Over the course of a couple days, starting in Astoria, we drove down the entire thing on 101, stopping for the night in Cannon Beach the first night and Yachats the second (the movie “Goonies” was filmed in both Astoria - where it took place - and Cannon Beach, and you might recognize the huge rock featured in the pictures below).
I was in love with these towns the minute I saw them, especially Astoria with its Victorian houses set high on a hillside and have already begun planning our retirement there even though J says he “wants to stay on the east coast.”
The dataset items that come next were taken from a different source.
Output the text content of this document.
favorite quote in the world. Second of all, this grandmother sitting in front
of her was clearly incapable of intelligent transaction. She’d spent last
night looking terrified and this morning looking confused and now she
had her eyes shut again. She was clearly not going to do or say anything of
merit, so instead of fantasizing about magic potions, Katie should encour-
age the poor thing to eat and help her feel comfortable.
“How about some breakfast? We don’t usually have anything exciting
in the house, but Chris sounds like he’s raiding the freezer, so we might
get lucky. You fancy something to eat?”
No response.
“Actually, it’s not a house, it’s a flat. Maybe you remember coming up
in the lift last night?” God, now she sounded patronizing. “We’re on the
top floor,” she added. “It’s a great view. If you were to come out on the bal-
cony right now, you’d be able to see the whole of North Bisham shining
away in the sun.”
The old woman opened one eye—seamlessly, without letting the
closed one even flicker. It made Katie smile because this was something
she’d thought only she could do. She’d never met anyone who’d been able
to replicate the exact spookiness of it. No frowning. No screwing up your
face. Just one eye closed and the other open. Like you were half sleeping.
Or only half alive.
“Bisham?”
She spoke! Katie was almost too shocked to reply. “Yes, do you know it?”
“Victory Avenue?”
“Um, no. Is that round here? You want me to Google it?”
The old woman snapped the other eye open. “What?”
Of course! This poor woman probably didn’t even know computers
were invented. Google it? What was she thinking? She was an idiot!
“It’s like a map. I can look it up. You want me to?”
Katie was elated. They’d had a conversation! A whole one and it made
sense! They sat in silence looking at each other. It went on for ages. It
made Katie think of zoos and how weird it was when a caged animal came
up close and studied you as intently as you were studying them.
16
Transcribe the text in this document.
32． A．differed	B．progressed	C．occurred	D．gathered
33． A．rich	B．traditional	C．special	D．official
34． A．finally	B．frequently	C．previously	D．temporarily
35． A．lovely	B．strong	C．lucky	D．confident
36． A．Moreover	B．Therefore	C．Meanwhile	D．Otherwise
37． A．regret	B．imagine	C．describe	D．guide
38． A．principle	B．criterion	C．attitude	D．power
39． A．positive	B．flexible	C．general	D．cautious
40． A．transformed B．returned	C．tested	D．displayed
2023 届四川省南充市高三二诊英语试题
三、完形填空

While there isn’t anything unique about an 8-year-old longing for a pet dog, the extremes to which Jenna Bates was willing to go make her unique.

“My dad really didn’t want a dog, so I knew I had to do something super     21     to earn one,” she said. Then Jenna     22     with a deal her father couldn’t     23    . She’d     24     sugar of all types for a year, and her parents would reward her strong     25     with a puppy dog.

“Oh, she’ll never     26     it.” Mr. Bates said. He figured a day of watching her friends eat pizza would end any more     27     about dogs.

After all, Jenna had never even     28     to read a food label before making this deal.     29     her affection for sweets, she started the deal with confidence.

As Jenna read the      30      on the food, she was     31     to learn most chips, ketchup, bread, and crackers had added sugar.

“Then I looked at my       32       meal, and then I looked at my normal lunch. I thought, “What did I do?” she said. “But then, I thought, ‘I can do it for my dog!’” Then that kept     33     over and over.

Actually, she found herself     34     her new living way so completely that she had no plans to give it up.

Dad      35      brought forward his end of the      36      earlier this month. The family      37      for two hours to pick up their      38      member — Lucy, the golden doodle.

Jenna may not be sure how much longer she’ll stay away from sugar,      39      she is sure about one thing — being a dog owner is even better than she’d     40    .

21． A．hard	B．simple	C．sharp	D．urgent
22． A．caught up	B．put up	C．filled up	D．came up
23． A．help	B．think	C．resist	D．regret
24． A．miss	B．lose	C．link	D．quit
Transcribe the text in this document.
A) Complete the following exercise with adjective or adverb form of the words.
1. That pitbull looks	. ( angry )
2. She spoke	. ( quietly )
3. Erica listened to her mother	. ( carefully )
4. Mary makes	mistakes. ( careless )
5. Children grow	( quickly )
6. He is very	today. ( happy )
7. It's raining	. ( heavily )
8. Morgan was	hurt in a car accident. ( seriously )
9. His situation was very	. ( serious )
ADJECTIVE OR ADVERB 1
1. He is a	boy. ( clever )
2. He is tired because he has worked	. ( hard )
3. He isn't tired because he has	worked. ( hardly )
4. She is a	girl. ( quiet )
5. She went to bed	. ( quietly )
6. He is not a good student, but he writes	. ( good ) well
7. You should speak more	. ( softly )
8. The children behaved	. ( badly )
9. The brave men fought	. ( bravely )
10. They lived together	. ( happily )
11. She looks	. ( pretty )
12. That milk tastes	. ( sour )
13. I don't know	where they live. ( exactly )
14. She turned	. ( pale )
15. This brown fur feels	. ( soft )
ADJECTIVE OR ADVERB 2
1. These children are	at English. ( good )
We took our time, stopping as often as we wanted to check out the amazing views. Oregon is known for it’s rocky shoreline - huge rocks jut up out of the ocean at random intervals. Most famous is Haystack Rock in Cannon Beach.

When I walked over to the beach and saw that site in the morning (we’d gotten in after dark the night before), I’m telling you, it took my breath away. The sky was so blue, the air so clear and I just felt so good in the presence of it all.
The feeling pretty much overrode the other feeling I was having, which was a slight headache because, you see, the other notable thing we did on the Oregon Coast was go into a local brewpub the night before with the idea of having one local beer, but instead we met these two girls who lived in Cannon Beach (both our age) at the bar and we ended up having, you know, sort of more than one local beer.
This experience lacks scenic photographs but did include a lot of from-the-heart (and very loud) talks about true love, travel and what life in their little town is like (”Everybody knows EVERYTHING about EVERYONE here!”).